A ação do colesterol modula as propriedades de uma membrana e pode induzir
localmente a transição de fase da estrutura; o estabelecimento de domínios ricos em colesterol
numa membrana têm sido associado à formação dos chamados lipid rafts – microdomínios
funcionais na membrana que estão relacionados à processos de reconhecimento celular e
sinalização (Berkowitz, 2009). Regiões de rafts são caracterizadas por um comportamento
dinâmico distinto do resto da membrana e acredita-se que a acomodação dos extremos das
caudas dos fosfolipídios desempenhe um papel importante em sua estruturação (Róg et al.,
2009). Mas o extremo das cadeias dos fosfolipídios é a região onde ocorre o acoplamento
entre as monocamadas; o estudo da interação dos grupos presentes nesta região pode portanto
fornecer informações relevantes sobre a formação de microdomínios na membrana e seu
papel na sinalização através da estrutura (Niemelä et al., 2009).
Embora a interação entre as monocamadas constituintes de uma membrana biológica
ainda não tenha sido bem caracterizada, a recente abordagem computacional do problema
através de simulações têm revelado informações que podem auxiliar na compreensão de como
se dá o acoplamento entre as faces de uma bicamada, e qual é o efeito da composição lipídica
sobre tal interação (Nickels et al., 2015; Capponi et al., 2016; Tian et al., 2016)
22
1.6 Peroxidação Lipídica e Polifenóis
Diversos processos biológicos que ocorrem na vizinhança das membranas biológicas
podem induzir a peroxidação lipídica, que consiste na degradação oxidativa de lipídios por
radicais livres. A ação da radiação (UV e raios-X), e também da poluição, continuamente
promove a formação de radicais livres no ambiente celular (Košinová et al., 2011) que, entre
diversos efeitos degenerativos, podem agir sobre membranas celulares, capturando elétrons
das insaturações de ácidos graxos e se ligando à cauda insaturada do lipídio. As propriedades
de uma membrana são sensíveis à quantidade de carbonos das caudas dos fosfolipídios que as
constituem, e também à quantidade de insaturações que estas apresentam; assim, a ligação de
um radical livre à cadeia acíclica promove profundas modificações nas características do
fosfolipídio, induzindo alterações locais nas propriedades da membrana.
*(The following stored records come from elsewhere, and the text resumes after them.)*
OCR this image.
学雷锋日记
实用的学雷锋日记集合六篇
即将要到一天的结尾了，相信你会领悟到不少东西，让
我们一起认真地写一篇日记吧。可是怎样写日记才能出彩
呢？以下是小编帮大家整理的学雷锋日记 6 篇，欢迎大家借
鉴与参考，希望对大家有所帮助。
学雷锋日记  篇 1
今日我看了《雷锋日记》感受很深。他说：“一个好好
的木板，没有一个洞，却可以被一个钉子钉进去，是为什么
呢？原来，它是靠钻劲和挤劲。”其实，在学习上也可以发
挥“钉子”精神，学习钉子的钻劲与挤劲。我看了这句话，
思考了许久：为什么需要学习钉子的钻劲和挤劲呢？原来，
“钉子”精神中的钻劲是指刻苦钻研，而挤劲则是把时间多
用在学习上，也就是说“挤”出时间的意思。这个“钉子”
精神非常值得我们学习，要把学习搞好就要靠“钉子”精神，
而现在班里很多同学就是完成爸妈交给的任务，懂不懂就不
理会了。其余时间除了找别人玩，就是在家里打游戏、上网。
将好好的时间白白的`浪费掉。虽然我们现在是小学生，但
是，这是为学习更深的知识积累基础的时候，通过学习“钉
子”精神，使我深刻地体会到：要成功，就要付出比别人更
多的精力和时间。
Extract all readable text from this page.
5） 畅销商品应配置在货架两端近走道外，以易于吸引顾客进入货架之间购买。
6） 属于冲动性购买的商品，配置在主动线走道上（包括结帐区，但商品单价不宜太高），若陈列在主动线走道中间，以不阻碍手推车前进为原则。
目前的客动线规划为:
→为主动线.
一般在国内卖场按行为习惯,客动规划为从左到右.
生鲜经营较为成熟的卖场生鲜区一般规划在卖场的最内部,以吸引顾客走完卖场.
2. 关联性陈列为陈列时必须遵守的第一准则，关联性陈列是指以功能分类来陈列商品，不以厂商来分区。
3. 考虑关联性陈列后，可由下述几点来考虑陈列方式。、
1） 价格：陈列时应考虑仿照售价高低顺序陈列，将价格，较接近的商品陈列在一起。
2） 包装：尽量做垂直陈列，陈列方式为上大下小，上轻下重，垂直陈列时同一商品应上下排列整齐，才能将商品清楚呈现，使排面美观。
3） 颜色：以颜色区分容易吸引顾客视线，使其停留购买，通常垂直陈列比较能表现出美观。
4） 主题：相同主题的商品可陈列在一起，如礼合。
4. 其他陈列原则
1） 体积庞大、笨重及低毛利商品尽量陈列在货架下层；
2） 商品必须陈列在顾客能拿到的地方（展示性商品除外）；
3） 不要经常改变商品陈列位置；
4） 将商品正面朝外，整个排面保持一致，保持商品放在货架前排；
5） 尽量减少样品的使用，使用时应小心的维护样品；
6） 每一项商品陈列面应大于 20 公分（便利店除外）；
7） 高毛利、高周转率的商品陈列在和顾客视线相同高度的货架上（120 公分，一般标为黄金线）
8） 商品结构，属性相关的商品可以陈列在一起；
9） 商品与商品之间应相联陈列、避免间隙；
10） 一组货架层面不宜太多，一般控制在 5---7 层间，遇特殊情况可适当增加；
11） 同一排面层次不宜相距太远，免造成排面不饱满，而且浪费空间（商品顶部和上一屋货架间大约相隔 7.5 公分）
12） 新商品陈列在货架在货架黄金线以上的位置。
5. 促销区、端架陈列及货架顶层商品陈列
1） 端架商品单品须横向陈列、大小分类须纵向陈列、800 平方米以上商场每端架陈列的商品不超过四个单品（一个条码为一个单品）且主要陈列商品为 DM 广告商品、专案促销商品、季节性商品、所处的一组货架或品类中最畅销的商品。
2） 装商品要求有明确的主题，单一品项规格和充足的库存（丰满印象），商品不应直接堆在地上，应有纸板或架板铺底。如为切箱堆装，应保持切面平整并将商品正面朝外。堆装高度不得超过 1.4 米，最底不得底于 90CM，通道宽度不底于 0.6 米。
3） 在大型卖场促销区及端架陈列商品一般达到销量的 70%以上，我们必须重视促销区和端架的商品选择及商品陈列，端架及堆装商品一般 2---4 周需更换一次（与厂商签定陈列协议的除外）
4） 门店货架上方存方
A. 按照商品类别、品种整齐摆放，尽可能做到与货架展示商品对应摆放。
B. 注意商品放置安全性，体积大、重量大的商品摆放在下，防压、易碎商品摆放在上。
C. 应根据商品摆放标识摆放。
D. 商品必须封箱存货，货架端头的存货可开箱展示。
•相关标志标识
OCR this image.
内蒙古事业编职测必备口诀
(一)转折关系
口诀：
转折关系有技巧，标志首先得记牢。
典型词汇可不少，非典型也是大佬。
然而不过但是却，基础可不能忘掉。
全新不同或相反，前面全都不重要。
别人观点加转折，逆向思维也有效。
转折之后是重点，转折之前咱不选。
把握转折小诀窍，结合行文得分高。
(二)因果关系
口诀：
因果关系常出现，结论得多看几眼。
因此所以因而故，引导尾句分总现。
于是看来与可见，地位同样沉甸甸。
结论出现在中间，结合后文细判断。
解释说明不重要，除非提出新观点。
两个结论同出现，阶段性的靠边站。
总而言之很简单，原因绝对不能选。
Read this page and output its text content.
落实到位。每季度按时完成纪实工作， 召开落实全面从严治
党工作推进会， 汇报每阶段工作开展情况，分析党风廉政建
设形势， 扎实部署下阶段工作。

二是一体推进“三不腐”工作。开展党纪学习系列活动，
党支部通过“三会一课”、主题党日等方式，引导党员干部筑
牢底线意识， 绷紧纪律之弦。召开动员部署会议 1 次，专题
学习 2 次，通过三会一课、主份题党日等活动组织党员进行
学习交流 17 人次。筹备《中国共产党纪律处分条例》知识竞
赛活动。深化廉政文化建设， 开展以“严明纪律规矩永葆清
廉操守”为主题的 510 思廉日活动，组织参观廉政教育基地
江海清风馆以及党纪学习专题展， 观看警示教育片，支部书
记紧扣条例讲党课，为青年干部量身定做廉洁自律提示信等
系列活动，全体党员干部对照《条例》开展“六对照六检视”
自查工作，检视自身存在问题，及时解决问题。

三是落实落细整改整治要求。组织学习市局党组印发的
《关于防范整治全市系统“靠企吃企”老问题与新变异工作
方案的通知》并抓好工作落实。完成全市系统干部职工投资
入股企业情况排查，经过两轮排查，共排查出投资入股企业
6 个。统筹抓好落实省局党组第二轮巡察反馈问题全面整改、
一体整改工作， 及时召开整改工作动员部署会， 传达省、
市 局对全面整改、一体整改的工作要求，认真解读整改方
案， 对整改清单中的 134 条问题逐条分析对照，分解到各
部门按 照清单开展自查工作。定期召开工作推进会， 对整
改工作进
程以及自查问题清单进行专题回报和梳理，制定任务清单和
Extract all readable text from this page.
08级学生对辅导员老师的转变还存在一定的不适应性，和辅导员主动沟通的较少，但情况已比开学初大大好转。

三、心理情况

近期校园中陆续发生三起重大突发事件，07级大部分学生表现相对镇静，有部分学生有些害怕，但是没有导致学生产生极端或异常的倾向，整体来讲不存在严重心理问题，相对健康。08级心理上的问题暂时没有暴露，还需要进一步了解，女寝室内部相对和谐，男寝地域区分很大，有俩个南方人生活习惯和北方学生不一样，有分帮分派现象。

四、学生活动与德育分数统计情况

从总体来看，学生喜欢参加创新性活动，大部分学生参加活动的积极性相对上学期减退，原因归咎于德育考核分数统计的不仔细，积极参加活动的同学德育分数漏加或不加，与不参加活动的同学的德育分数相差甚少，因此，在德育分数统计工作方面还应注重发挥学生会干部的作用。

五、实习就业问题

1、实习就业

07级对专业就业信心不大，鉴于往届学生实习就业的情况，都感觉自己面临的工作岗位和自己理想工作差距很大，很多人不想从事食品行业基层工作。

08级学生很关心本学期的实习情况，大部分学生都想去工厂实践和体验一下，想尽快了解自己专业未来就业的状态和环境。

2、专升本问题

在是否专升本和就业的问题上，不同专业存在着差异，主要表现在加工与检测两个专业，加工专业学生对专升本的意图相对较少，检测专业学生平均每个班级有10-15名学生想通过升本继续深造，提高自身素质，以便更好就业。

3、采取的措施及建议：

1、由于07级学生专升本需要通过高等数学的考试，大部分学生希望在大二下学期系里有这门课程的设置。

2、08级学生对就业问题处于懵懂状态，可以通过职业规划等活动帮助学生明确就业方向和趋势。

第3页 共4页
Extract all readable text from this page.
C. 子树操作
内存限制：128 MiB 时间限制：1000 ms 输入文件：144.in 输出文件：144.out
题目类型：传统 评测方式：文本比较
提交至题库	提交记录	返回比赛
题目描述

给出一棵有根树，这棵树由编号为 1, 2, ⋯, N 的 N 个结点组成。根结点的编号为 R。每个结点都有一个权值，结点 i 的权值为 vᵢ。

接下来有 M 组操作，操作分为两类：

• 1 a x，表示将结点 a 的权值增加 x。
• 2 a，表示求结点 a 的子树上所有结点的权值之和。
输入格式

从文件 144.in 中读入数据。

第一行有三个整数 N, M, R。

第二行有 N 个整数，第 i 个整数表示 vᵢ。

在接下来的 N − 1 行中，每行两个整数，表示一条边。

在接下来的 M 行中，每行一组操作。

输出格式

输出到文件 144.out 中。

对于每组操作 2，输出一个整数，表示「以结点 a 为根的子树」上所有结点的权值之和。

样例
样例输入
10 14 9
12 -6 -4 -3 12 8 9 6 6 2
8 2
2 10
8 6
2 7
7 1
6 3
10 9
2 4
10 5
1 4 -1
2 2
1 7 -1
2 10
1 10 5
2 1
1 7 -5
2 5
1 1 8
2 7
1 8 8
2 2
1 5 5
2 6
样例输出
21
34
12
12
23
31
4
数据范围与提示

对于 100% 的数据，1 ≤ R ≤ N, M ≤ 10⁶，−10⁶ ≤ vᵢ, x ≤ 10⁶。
A recorrência do
processo de peroxidação pode levar à degradação da membrana e à perda de sua atividade
biológica e, em larga escala, pode causar doenças ao organismo e também é associado ao
processo de envelhecimento (Rikans e Hornbrook, 1997).
A ação de moléculas com propriedades antioxidantes reduz a formação de radicais
livres e consequentemente previne a degradação de membranas celulares. Polifenóis são uma
ampla classe de moléculas sintetizadas por plantas, muitas das quais fazem parte da dieta
humana (frutas, vegetais, especiarias), e também são encontrados em produtos derivados
destas plantas, como chás, chocolate, vinho e cervejas (Košinová et al., 2011); são divididos
em diversos grupos, de acordo com sua estrutura química (flavonoides, taninos, lignanas,
etc.), e têm sido muito estudados por sua possível atividade contra doenças cardíacas, câncer,
envelhecimento e doenças degenerativas (Košinová et al., 2011; Havsteen, 2002). Entre suas
diversas atividades biológicas, são poderosos antioxidantes.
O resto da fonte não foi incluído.